I usually associate beautiful old cars with musty warehouses or garages that have a lingering smell of gasoline, the kind of place where work is done and work is completed. RM Sotheby’s has performed the remarkable trick of shaking this association entirely out of my mind.
Upon entering the “Driven by Disruption” showroom at Sotheby’s headquarters in Manhattan, it’s immediately clear from the pristine interiors and spotless engine bays on view that these vehicles are not going for a weekend drive. These are the most royal of garage-queens.

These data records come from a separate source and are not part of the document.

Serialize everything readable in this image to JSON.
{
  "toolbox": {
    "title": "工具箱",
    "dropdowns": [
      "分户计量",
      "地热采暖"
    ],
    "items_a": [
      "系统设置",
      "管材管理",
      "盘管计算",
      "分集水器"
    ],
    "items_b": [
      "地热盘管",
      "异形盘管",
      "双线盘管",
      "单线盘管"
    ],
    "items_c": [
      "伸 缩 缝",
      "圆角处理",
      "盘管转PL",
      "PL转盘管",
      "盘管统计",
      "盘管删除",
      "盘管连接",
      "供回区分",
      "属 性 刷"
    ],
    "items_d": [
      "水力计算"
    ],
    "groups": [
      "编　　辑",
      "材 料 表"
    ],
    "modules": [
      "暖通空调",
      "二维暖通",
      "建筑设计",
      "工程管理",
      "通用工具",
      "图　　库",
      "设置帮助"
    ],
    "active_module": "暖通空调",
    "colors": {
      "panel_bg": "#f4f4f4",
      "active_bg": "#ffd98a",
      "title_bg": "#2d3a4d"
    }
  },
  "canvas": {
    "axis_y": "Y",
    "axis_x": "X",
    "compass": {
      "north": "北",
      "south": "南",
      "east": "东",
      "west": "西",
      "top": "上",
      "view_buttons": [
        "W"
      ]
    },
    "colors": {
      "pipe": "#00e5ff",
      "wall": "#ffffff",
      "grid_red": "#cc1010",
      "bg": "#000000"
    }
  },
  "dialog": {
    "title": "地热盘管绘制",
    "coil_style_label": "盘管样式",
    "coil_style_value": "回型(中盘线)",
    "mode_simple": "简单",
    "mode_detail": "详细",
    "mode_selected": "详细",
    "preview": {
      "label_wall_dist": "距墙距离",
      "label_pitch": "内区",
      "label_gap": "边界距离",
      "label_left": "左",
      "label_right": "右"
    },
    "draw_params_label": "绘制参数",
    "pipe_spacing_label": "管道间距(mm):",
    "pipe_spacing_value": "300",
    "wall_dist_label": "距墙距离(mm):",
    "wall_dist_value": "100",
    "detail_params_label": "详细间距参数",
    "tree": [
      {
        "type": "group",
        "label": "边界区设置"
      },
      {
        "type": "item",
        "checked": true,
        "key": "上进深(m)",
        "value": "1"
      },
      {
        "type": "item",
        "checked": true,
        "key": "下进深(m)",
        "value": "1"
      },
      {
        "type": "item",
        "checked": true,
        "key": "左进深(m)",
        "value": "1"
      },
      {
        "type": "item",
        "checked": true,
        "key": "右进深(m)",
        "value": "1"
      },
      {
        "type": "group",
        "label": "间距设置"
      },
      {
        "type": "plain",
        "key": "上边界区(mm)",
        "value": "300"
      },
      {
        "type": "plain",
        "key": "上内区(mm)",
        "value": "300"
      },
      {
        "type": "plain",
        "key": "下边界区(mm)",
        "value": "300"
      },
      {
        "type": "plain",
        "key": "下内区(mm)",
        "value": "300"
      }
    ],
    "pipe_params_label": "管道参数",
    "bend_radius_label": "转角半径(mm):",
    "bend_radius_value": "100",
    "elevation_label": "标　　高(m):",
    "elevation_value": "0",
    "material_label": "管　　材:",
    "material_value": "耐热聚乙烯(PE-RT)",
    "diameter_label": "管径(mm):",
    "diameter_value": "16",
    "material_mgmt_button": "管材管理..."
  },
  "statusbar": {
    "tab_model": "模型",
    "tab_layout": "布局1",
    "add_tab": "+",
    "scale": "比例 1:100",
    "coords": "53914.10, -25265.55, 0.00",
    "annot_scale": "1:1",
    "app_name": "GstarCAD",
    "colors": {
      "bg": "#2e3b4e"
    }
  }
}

Looking at perfect chrome and leather that appears to have never been sat on is somewhat freakish, like seeing painstakingly jarred organs in some mad scientist’s lab. The specimens here, which will go under the hammer on Dec. 10, likely will never get to stretch their legs, their throttles cracked or clutches dumped. Their mutually assured destiny is some sealed alcove at a country estate, the kind of place where an owner knows his investments are safe, a place where cars can live for years on a battery tender, only to be fired up for the cursory concours appearance.
But driven? Not a chance.
A man with felt gloves opens the hood of a 1953 Ferrari 250 Europa Coupe by Vignale and points at something under the hood. The fellow next to him, head nodding in approval from above a perfectly tied ascot, says, “Yes, the fan hose clamps appear to be original. Very good.” Because this heart-meltingly beautiful coupe would be worthless with aftermarket fan clamps.
A child runs by screaming, “WHERE ARE THE TESLAS?!?” I can’t blame you, kid.